The fuller accounting of the data indicates that the advice is, at best, unsupported by the massive trial. In fact, it appears to show just the opposite: Patients who lowered their cholesterol, presumably because of the special diet, actually suffered more heart-related deaths than those who did not.

The higher rate of mortality for patients on the special diet was most apparent among patients older than 64….“Had this research been published 40 years ago, it might have changed the trajectory of diet-heart research and recommendations” said Daisy Zamora, a researcher at UNC and a lead author of the study.

….“What this research implies is that there is not enough evidence to draw strong conclusions about the health effects of vegetable oils” Christopher Ramsden, a medical investigator at NIH and a lead author of the study, said in an interview.

Ramsden and colleagues discovered the missing data during their research examining the potentially harmful effects of linoleic acid — a key constituent of most vegetable oils — on human health.

Their paper notes that before the advent of agriculture, humans got 2 to 3 percent of their calories from linoleic acid; today most Americans, awash in cooking oils and oils added to snack foods, get much more. Preliminary research suggests a link between linoleic acid and diseases such as chronic pain, Ramsden said.

I’ve mentioned before that I’m semi-convinced that nutritional advice for the past half century has been wildly off base. It’s quite possible that the rise in obesity and other health problems in America is due not to saturated fats, but to our enormous intake of vegetable oil. That, after all, is what’s new in American diets since 1900. Before then, we barely used vegetable oil at all and we were pretty healthy.
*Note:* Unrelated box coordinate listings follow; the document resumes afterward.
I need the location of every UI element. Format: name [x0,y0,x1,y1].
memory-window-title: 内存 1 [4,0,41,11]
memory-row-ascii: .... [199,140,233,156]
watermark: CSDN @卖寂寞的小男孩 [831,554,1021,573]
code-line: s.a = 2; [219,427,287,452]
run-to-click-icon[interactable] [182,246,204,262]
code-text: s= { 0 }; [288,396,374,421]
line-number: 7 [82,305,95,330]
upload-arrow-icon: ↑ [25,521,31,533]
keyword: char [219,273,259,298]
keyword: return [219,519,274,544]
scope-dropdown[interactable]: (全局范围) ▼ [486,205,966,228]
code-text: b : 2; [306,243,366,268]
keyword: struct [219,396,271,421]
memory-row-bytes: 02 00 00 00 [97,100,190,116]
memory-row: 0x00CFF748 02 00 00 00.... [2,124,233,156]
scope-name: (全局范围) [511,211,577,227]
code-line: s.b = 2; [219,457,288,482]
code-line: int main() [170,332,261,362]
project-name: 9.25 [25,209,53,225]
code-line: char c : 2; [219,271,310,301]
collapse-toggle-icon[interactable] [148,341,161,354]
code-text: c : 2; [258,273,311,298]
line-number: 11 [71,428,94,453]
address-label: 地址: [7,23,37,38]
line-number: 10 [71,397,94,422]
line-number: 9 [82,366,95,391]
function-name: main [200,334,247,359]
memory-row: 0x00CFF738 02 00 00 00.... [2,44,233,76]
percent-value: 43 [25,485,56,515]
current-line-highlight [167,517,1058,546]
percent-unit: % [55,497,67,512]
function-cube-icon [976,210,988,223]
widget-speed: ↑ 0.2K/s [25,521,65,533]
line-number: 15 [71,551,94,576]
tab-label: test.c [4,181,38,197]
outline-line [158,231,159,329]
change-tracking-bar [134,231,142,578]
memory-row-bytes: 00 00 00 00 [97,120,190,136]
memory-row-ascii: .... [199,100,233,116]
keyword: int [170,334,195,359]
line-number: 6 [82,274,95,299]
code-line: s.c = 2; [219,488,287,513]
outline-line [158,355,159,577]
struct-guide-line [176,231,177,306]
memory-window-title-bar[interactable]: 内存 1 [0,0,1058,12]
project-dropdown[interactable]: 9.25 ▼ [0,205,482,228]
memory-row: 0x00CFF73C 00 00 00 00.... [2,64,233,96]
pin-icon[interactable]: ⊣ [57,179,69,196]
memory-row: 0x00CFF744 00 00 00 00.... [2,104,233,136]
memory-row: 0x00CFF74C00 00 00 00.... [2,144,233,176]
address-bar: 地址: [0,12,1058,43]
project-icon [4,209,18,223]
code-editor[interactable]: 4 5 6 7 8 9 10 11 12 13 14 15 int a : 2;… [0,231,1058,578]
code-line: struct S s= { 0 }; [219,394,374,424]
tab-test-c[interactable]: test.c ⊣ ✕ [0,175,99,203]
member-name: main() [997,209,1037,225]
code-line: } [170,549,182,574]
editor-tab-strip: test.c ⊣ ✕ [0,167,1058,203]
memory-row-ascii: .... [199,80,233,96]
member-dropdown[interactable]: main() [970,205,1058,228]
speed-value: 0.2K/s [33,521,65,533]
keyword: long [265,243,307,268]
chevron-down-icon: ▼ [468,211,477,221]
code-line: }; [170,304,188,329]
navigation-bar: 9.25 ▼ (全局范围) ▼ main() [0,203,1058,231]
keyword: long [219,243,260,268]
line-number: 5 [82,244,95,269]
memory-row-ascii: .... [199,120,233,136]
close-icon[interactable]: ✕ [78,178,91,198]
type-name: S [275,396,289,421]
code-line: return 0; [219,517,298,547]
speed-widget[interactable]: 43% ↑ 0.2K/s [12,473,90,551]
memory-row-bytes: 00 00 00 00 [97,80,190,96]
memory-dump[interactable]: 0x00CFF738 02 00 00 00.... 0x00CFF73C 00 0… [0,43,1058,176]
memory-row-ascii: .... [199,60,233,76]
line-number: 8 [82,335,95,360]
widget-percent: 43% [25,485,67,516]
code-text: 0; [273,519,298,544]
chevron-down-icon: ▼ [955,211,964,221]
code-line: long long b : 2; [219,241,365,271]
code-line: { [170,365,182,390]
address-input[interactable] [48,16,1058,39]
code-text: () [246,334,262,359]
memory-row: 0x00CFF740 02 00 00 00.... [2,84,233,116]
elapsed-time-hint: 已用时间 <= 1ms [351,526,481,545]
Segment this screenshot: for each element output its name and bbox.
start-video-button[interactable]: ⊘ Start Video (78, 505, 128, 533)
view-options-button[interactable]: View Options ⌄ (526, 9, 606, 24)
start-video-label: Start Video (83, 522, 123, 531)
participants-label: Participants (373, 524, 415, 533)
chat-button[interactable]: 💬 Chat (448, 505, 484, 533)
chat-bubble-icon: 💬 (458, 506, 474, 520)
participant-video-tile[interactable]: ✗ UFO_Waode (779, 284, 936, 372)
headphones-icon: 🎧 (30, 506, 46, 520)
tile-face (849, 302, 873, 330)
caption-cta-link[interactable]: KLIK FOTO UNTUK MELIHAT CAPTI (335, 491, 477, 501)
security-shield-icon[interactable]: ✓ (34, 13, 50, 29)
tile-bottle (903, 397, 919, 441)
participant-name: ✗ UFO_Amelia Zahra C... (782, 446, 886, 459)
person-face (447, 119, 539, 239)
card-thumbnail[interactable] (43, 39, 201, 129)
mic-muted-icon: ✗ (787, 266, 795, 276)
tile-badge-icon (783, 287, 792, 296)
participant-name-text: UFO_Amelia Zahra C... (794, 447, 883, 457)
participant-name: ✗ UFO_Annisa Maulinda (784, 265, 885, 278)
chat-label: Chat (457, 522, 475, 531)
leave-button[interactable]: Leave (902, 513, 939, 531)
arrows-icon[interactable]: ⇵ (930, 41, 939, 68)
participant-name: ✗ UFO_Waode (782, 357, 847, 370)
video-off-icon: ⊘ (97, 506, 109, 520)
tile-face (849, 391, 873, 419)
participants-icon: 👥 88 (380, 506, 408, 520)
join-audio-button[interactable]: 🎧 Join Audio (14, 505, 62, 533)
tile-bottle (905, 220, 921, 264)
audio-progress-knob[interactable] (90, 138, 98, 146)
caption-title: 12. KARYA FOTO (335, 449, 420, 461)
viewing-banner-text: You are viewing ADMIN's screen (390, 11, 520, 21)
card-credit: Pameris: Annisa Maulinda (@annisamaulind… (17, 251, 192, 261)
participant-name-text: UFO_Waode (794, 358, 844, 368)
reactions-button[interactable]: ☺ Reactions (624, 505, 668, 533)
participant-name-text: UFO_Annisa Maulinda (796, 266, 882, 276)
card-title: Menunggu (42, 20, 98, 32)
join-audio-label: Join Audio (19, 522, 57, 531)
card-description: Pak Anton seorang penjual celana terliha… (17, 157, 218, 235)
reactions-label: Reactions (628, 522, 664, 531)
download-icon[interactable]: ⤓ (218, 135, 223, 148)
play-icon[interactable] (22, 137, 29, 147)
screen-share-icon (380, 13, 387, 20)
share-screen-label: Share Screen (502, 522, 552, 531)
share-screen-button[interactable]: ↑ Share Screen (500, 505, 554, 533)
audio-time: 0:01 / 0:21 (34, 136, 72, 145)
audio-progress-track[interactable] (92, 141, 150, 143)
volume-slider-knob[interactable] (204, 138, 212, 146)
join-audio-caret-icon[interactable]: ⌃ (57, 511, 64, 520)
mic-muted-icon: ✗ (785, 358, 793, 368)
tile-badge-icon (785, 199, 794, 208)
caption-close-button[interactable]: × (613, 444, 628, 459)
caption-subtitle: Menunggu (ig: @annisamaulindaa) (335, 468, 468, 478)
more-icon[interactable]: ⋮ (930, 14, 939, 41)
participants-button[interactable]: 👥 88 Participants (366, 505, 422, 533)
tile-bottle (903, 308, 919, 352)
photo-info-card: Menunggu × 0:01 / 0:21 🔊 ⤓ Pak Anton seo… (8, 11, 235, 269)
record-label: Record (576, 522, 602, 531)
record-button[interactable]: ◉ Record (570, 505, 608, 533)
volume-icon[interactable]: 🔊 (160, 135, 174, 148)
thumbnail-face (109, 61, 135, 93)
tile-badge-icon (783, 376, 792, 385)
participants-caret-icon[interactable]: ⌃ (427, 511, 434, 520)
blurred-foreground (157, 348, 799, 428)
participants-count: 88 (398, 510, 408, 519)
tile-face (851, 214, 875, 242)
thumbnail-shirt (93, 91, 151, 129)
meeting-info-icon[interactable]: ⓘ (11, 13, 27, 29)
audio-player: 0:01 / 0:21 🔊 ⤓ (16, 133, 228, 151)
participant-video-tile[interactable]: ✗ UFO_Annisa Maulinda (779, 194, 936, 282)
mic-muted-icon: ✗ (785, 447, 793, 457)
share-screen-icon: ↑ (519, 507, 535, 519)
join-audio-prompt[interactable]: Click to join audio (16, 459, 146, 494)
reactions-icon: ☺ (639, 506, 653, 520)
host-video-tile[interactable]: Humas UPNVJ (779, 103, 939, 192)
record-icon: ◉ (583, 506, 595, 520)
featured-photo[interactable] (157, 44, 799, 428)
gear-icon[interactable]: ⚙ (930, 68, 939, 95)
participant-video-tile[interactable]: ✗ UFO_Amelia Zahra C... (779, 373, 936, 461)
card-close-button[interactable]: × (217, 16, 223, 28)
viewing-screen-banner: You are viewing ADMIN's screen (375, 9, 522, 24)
Now we use it by the tanker car and we’re in pretty sad shape.

To know for sure, we need two things. First, researchers with an open mind. Second, reliable nutritional studies. Unfortunately, since forcing mental patients to be saturated-fat guinea pigs is no longer on the table, it’s as hard as ever to conduct reliable studies. Still, keep in mind that the weakness of nutritional studies works both ways: all the evidence that saturated fats are bad and vegetable oil is good is pretty thin too. Go ahead and smear some butter on that toast.